Bring the pressure to the second red ring (15 pounds pressure) over high heat. Adjust the heat to maintain pressure at the second red ring and cook for 6 minutes.
Use Fingertip Release Method.
Take chicken out of the pressure cooker and grill for 3 minutes on a side, slightly longer for the leg and thigh sections. You can brush with your favorite barbecue sauce, or grill as-is.
This recipe yields 8 servings.
Comments: You can choose to marinate or not, but remember never to baste a cooked chicken with a marinade that has had raw chicken in it. Dispose of the marinade after use, as it may contain harmful bacteria.
Serving Size : 6
3 pounds corned beef
2 cups water
1 tablespoon garlic powder
1 bay leaf -- see * Note
* Note: If seasoning packet is provided with corned beef, use packet and omit bay leaf.
Pour 2 cups water into cooker. Position steamer basket in cooker. Rub garlic powder into all surfaces of corned beef. Place corned beef in steamer basket. Add bay leaf.
Close cover securely. Place pressure regulator on vent pipe and cook 60 minutes at 15 pounds pressure, with pressure regulator rocking slowly. Let pressure drop of its own accord.
Source: National Presto Industries at Presto® Pressure Cookers and Electric Appliances
Thank you CanMan for the recipes. I had forgotten about Corned Beef being cooked in one, I am so glad you reminded me!
You can also do the cabbage by doing the following after the meat is done:
Place the wedges of cabbage in the pressure cooker.
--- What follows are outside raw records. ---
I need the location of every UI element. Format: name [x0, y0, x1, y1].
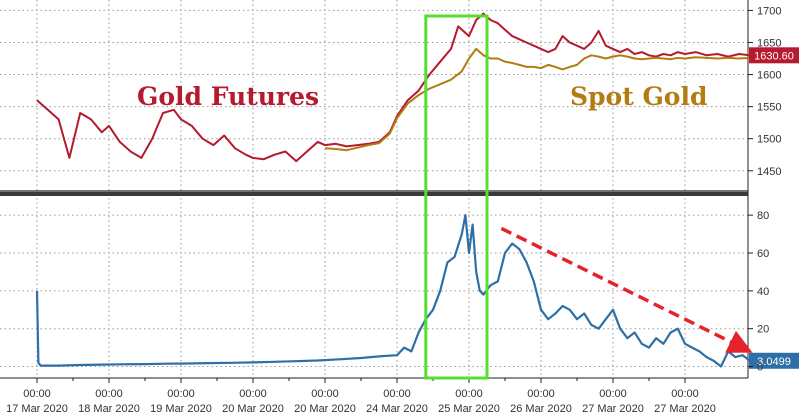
x-tick-date: 20 Mar 2020: [294, 403, 356, 415]
highlight-box: [424, 14, 489, 380]
x-tick-time: 00:00: [671, 388, 699, 400]
bottom-y-tick-label: 60: [757, 248, 769, 260]
bottom-y-tick-label: 40: [757, 286, 769, 298]
last-value-text: 1630.60: [754, 50, 794, 62]
x-tick-date: 26 Mar 2020: [510, 403, 572, 415]
last-value-badge: [749, 47, 799, 64]
top-y-tick-label: 1650: [757, 37, 781, 49]
x-tick-time: 00:00: [95, 388, 123, 400]
x-tick-date: 19 Mar 2020: [150, 403, 212, 415]
x-tick-time: 00:00: [23, 388, 51, 400]
x-tick-time: 00:00: [167, 388, 195, 400]
x-tick-date: 20 Mar 2020: [222, 403, 284, 415]
top-y-tick-label: 1600: [757, 70, 781, 82]
panel-separator: [0, 192, 748, 196]
top-y-tick-label: 1500: [757, 134, 781, 146]
last-value-text: 3.0499: [757, 356, 791, 368]
last-value-badge: [749, 352, 799, 369]
x-tick-time: 00:00: [311, 388, 339, 400]
x-tick-time: 00:00: [455, 388, 483, 400]
bottom-y-tick-label: 80: [757, 210, 769, 222]
x-tick-time: 00:00: [383, 388, 411, 400]
bottom-y-tick-label: 20: [757, 324, 769, 336]
bottom-y-tick-label: 0: [757, 362, 763, 374]
spot-gold-label: Spot Gold: [570, 82, 707, 111]
x-tick-time: 00:00: [599, 388, 627, 400]
x-tick-date: 18 Mar 2020: [78, 403, 140, 415]
series-line-spot-gold: [324, 47, 750, 152]
trend-arrow: [500, 226, 753, 353]
series-line-gold-futures: [36, 12, 750, 163]
x-tick-date: 27 Mar 2020: [582, 403, 644, 415]
top-y-tick-label: 1450: [757, 166, 781, 178]
series-line-spread: [35, 214, 751, 368]
x-tick-date: 17 Mar 2020: [6, 403, 68, 415]
x-tick-date: 27 Mar 2020: [654, 403, 716, 415]
x-tick-time: 00:00: [239, 388, 267, 400]
top-y-tick-label: 1700: [757, 5, 781, 17]
x-tick-time: 00:00: [527, 388, 555, 400]
gold-futures-label: Gold Futures: [137, 82, 319, 111]
top-y-tick-label: 1550: [757, 102, 781, 114]
x-tick-date: 25 Mar 2020: [438, 403, 500, 415]
x-tick-date: 24 Mar 2020: [366, 403, 428, 415]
Lock lid in place. Place pressure regulator on vent pipe (if you have a first-generation cooker). Over high heat, bring cooker up to pressure. Reduce heat just enough to maintain pressure and pressure regulator rocks gently; cook for 2 minutes.
Quick-release the pressure. Carefully remove lid. With a slotted spoon remove the cabbage wedges.
I've gotten over the scare factor regarding pressure cooker cooking. I usually start out at medium heat and allow the pressure to build steadily. Things like rice, beans or beats cook in a snap. You could never equal the speed at which things cook using this device. We gave our microwave up to the dumpster and claimed our heritage of bygone era genius.
I also am enthused by this device since it uses less energy. One tip I've learn to do is turn the heat off early prior to the end of the cooking time and allow the pressure cooker to cool. Thus saving energy and removing the need to run (waste water) over the top of the pressure cooker to have it cool.
My latest kick is placing farrow in the pot and having it cook in a snap. Farrow is like rice when cooked, with a nutty sweet flavor. I buy it at a store which sells food in bulk.
The grain was used frequently during Roman times made into a gruel to feed to the Legions.
I also like mixing barley with mace (equal parts, half and half). The combination is wonderful. Barley can taste rather bland, however when mixed with the mace the flavor is more than wholesome.
If you're into having fully cooked food, then this tool is your best tool.
Last edited by dovestrobe; 06-13-2010 at 11:46 PM.
Thank you so much for your input. I just planted bush beans and I will use the pressure cooker with red potatos and some bacon. It still scares the crap out of me though. Your input helped alot. I will put it on medium and run away probably. My grand mother used it and I just love her recipe for red potatos and green beans. Thanks again for the great advice.
You put your pressure cooker on high heat. I could never do that. Low heat scares the crap out of me. I wish I could get over it. I know they are wonderful tools for cooking. I am just so scared of it.
I have an old style(I guess the thing can explode?!) pressure cooker. I can't afford to go out and buy a fine new contemporary piece of equipment. I suppose if you put the pot on high and left the room, as you suggest ("run away"), you can expect your meal dangling from the ceiling when you return. What I do, when I see the pressure build up with my regulator hissing and flipping all over the place as it does. Turn the heat down, simple as that!